Quando fui entrevistado pela mídia mainstream dos EUA, o foco quase sempre era o que as descobertas do livro significavam para os norte-americanos. Ninguém achou que seria interessante falar sobre o efeito disso nas populações do Iraque e Afeganistão. Dez segundos antes da minha aparição no MSNBC, junto com um coronel aposentado, o produtor falou pelo meu fone de ouvido. "Tente pegar leve nos estupros e massacres, Matt. Por favor", ele falou. Eu ri, mas ele estava falando sério. Quando consegui superar a tentação de começar minha primeira frase com "Todos sabemos que houve muitos estupros e massacres no Iraque", não lancei nenhum golpe, apesar de o apresentador ter dito que escrevi o livro para ganhar dinheiro.
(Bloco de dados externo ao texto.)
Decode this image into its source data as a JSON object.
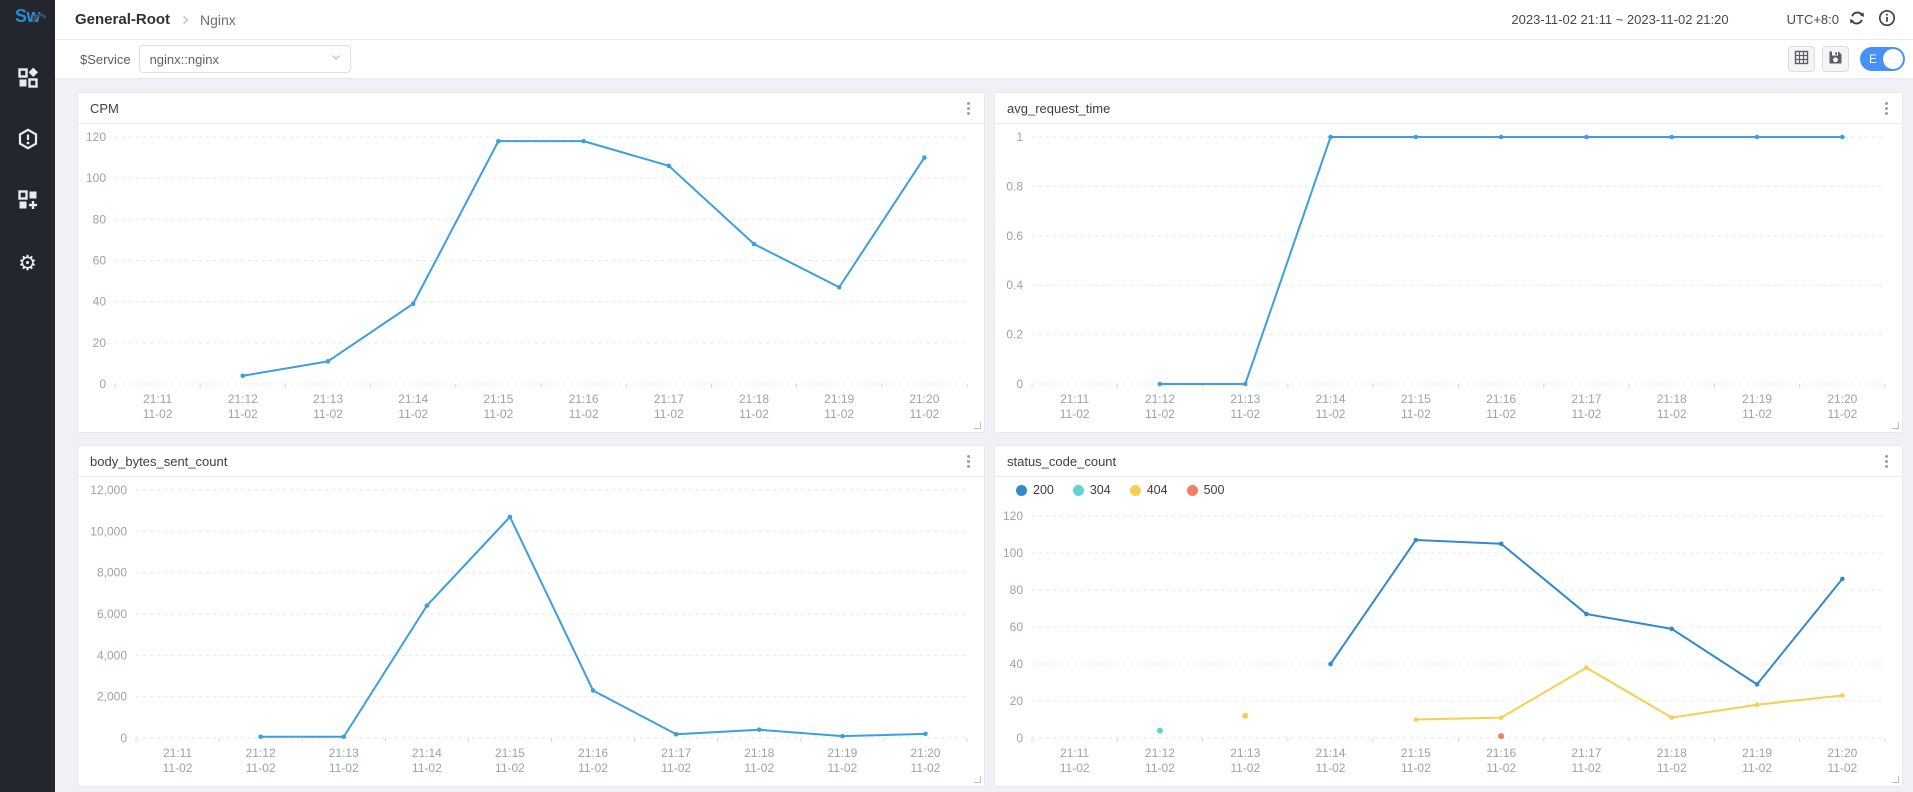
{
  "app": {
    "logo_text": "Sw"
  },
  "sidebar": {
    "items": [
      {
        "label": "dashboards",
        "icon": "dashboards-icon"
      },
      {
        "label": "alerting",
        "icon": "alert-hexagon-icon"
      },
      {
        "label": "marketplace",
        "icon": "widgets-plus-icon"
      },
      {
        "label": "settings",
        "icon": "gear-icon"
      }
    ]
  },
  "icons": {
    "settings_glyph": "⚙"
  },
  "header": {
    "breadcrumb": {
      "root": "General-Root",
      "current": "Nginx"
    },
    "time_range": "2023-11-02 21:11 ~ 2023-11-02 21:20",
    "timezone": "UTC+8:0"
  },
  "toolbar": {
    "service_label": "$Service",
    "service_value": "nginx::nginx",
    "edit_toggle_label": "E"
  },
  "colors": {
    "sidebar_bg": "#23272d",
    "accent_blue": "#4690f7",
    "line_blue": "#3ba0dc",
    "status_200": "#3389cb",
    "status_304": "#61d4cf",
    "status_404": "#f7cf4d",
    "status_500": "#f57c64"
  },
  "chart_data": [
    {
      "type": "line",
      "title": "CPM",
      "categories": [
        "21:11",
        "21:12",
        "21:13",
        "21:14",
        "21:15",
        "21:16",
        "21:17",
        "21:18",
        "21:19",
        "21:20"
      ],
      "date_label": "11-02",
      "ylim": [
        0,
        120
      ],
      "yticks": [
        0,
        20,
        40,
        60,
        80,
        100,
        120
      ],
      "ytick_labels": [
        "0",
        "20",
        "40",
        "60",
        "80",
        "100",
        "120"
      ],
      "grid": "dashed",
      "legend": false,
      "series": [
        {
          "name": "CPM",
          "color": "#3ba0dc",
          "values": [
            null,
            4,
            11,
            39,
            118,
            118,
            106,
            68,
            47,
            110
          ]
        }
      ]
    },
    {
      "type": "line",
      "title": "avg_request_time",
      "categories": [
        "21:11",
        "21:12",
        "21:13",
        "21:14",
        "21:15",
        "21:16",
        "21:17",
        "21:18",
        "21:19",
        "21:20"
      ],
      "date_label": "11-02",
      "ylim": [
        0,
        1
      ],
      "yticks": [
        0,
        0.2,
        0.4,
        0.6,
        0.8,
        1
      ],
      "ytick_labels": [
        "0",
        "0.2",
        "0.4",
        "0.6",
        "0.8",
        "1"
      ],
      "grid": "dashed",
      "legend": false,
      "series": [
        {
          "name": "avg_request_time",
          "color": "#3ba0dc",
          "values": [
            null,
            0,
            0,
            1,
            1,
            1,
            1,
            1,
            1,
            1
          ]
        }
      ]
    },
    {
      "type": "line",
      "title": "body_bytes_sent_count",
      "categories": [
        "21:11",
        "21:12",
        "21:13",
        "21:14",
        "21:15",
        "21:16",
        "21:17",
        "21:18",
        "21:19",
        "21:20"
      ],
      "date_label": "11-02",
      "ylim": [
        0,
        12000
      ],
      "yticks": [
        0,
        2000,
        4000,
        6000,
        8000,
        10000,
        12000
      ],
      "ytick_labels": [
        "0",
        "2,000",
        "4,000",
        "6,000",
        "8,000",
        "10,000",
        "12,000"
      ],
      "grid": "dashed",
      "legend": false,
      "series": [
        {
          "name": "body_bytes_sent_count",
          "color": "#3ba0dc",
          "values": [
            null,
            60,
            60,
            6400,
            10700,
            2300,
            180,
            400,
            90,
            200
          ]
        }
      ]
    },
    {
      "type": "line",
      "title": "status_code_count",
      "categories": [
        "21:11",
        "21:12",
        "21:13",
        "21:14",
        "21:15",
        "21:16",
        "21:17",
        "21:18",
        "21:19",
        "21:20"
      ],
      "date_label": "11-02",
      "ylim": [
        0,
        120
      ],
      "yticks": [
        0,
        20,
        40,
        60,
        80,
        100,
        120
      ],
      "ytick_labels": [
        "0",
        "20",
        "40",
        "60",
        "80",
        "100",
        "120"
      ],
      "grid": "dashed",
      "legend": true,
      "legend_position": "top-left",
      "series": [
        {
          "name": "200",
          "color": "#3389cb",
          "values": [
            null,
            null,
            null,
            40,
            107,
            105,
            67,
            59,
            29,
            86
          ]
        },
        {
          "name": "304",
          "color": "#61d4cf",
          "values": [
            null,
            4,
            null,
            null,
            null,
            null,
            null,
            null,
            null,
            null
          ]
        },
        {
          "name": "404",
          "color": "#f7cf4d",
          "values": [
            null,
            null,
            12,
            null,
            10,
            11,
            38,
            11,
            18,
            23
          ]
        },
        {
          "name": "500",
          "color": "#f57c64",
          "values": [
            null,
            null,
            null,
            null,
            null,
            1,
            null,
            null,
            null,
            null
          ]
        }
      ]
    }
  ]
}
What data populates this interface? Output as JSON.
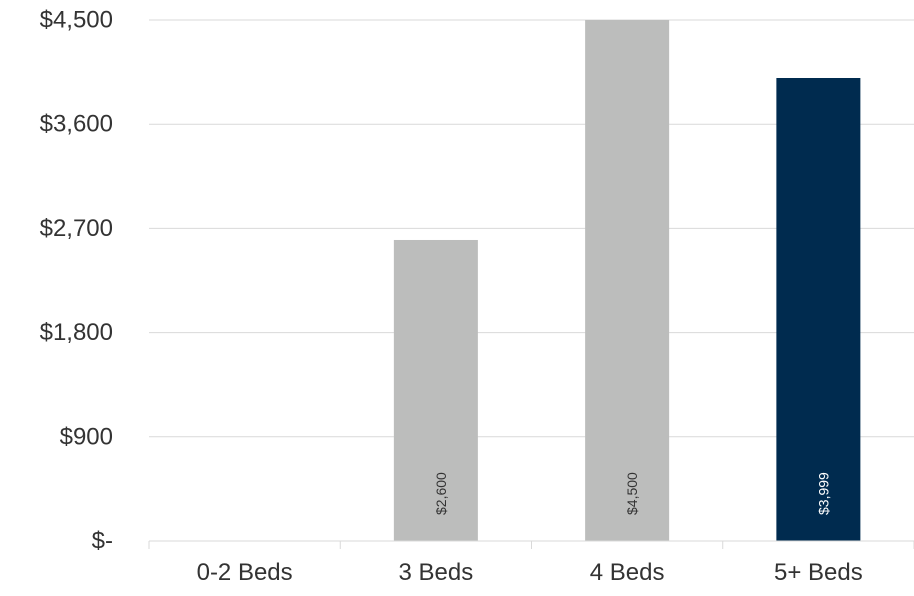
{
  "chart_data": {
    "type": "bar",
    "categories": [
      "0-2 Beds",
      "3 Beds",
      "4 Beds",
      "5+ Beds"
    ],
    "values": [
      null,
      2600,
      4500,
      3999
    ],
    "data_labels": [
      "",
      "$2,600",
      "$4,500",
      "$3,999"
    ],
    "bar_colors": [
      "#bcbdbc",
      "#bcbdbc",
      "#bcbdbc",
      "#002b4f"
    ],
    "label_colors": [
      "#333333",
      "#333333",
      "#333333",
      "#ffffff"
    ],
    "ylim": [
      0,
      4500
    ],
    "yticks": [
      0,
      900,
      1800,
      2700,
      3600,
      4500
    ],
    "ytick_labels": [
      "$-",
      "$900",
      "$1,800",
      "$2,700",
      "$3,600",
      "$4,500"
    ],
    "grid": true,
    "title": "",
    "xlabel": "",
    "ylabel": ""
  }
}
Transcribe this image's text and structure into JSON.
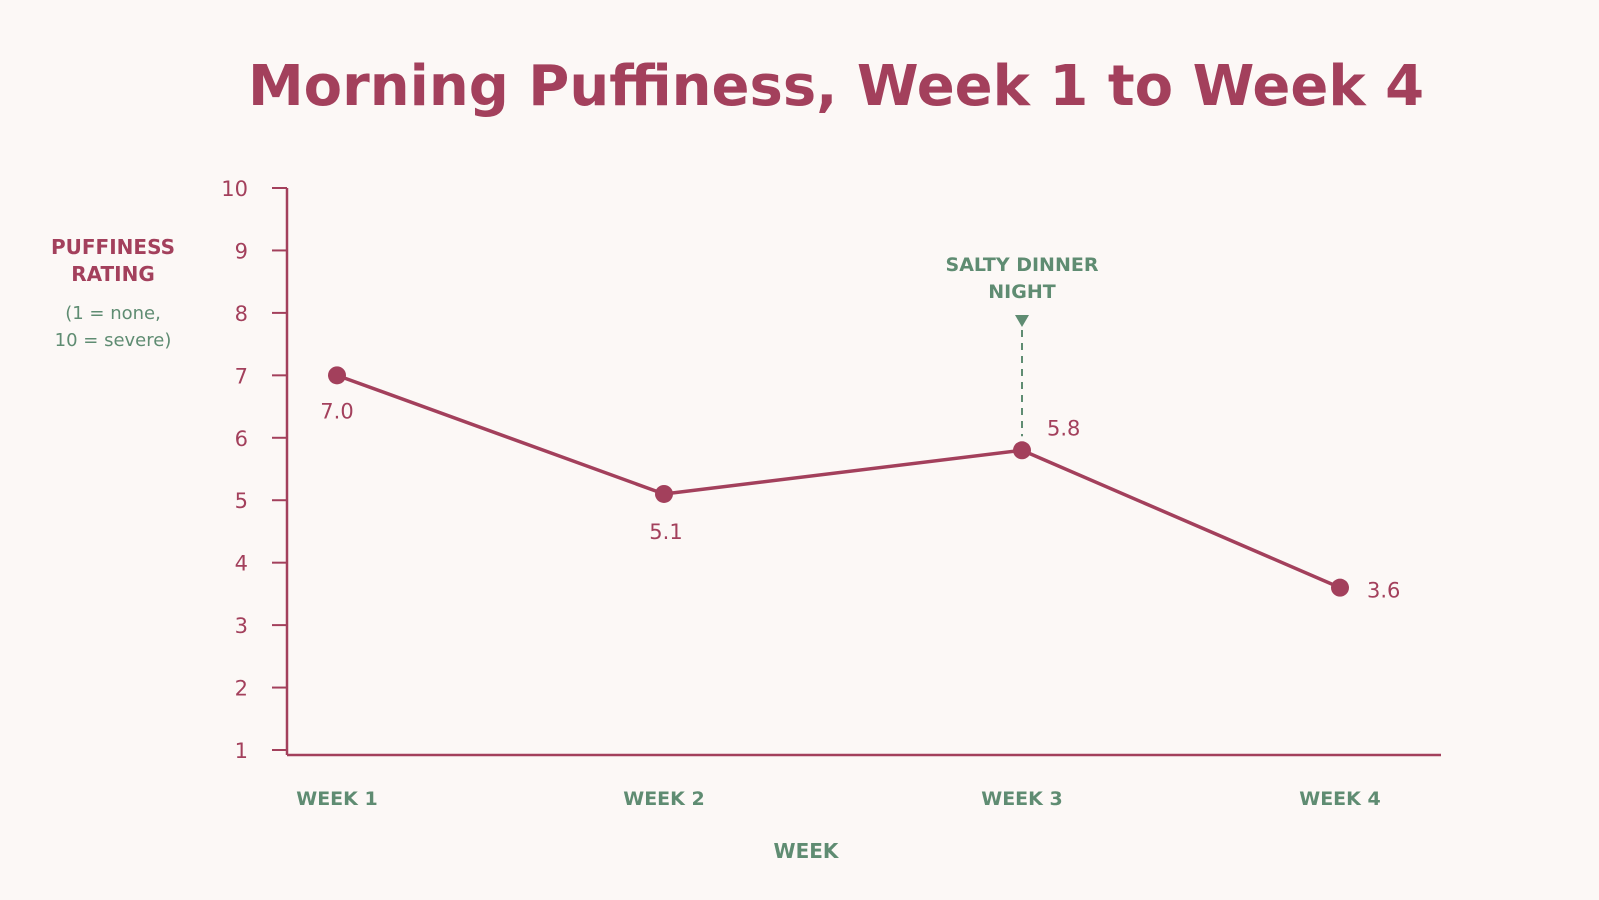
{
  "colors": {
    "primary": "#a3405c",
    "secondary": "#5f8c72",
    "background": "#fcf8f6"
  },
  "chart_data": {
    "type": "line",
    "title": "Morning Puffiness, Week 1 to Week 4",
    "xlabel": "WEEK",
    "ylabel": [
      "PUFFINESS",
      "RATING"
    ],
    "ylabel_note": [
      "(1 = none,",
      "10 = severe)"
    ],
    "categories": [
      "WEEK 1",
      "WEEK 2",
      "WEEK 3",
      "WEEK 4"
    ],
    "values": [
      7.0,
      5.1,
      5.8,
      3.6
    ],
    "value_labels": [
      "7.0",
      "5.1",
      "5.8",
      "3.6"
    ],
    "ylim": [
      1,
      10
    ],
    "yticks": [
      1,
      2,
      3,
      4,
      5,
      6,
      7,
      8,
      9,
      10
    ],
    "grid": false,
    "annotations": [
      {
        "category_index": 2,
        "lines": [
          "SALTY DINNER",
          "NIGHT"
        ]
      }
    ]
  }
}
E essas guerras estão longe de acabar, como os bombardeios às posições do Estado Islâmico (ISIS) no Iraque e na Síria deixam claro. De modo similar, depois de divulgar por anos uma retirada completa do Afeganistão no final de 2014, o presidente Obama anunciou, assim que o prazo voou pela janela, que 9.800 tropas seriam mantidas no país até 2016, o ano em que ele deixa o cargo. Muitos preveem que, assim que a retirada acontecer, o Talibã seguirá o curso do ISIS e reestabelecerá seu controle no país. Como no Vietnã, anos de guerra, milhões de vidas destruídas e gastos gigantescos resultaram em nada além de um mundo mais perigoso. Os EUA se retiraram do Vietnã do Sul em 1973, e a embaixada em Saigon foi invadida em 1975. Os EUA se retiraram do Iraque em 2012. Não é difícil pensar que, quando os EUA finalmente saírem do Afeganistão em 2016, um Talibã ainda forte vai retomar o controle em 2018. Esses são os problemas de uma potência ocupante tentando impor sua vontade aos locais. Os últimos 13 anos de guerra têm sido um longo pesadelo para as pessoas do Iraque e do Afeganistão, assim como para os soldados norte-americanos ocupando esses países. O futuro não parece muito melhor – para eles ou para os norte-americanos, que agora enfrentam uma nova ameaça vinda de seus próprios soldados e veteranos.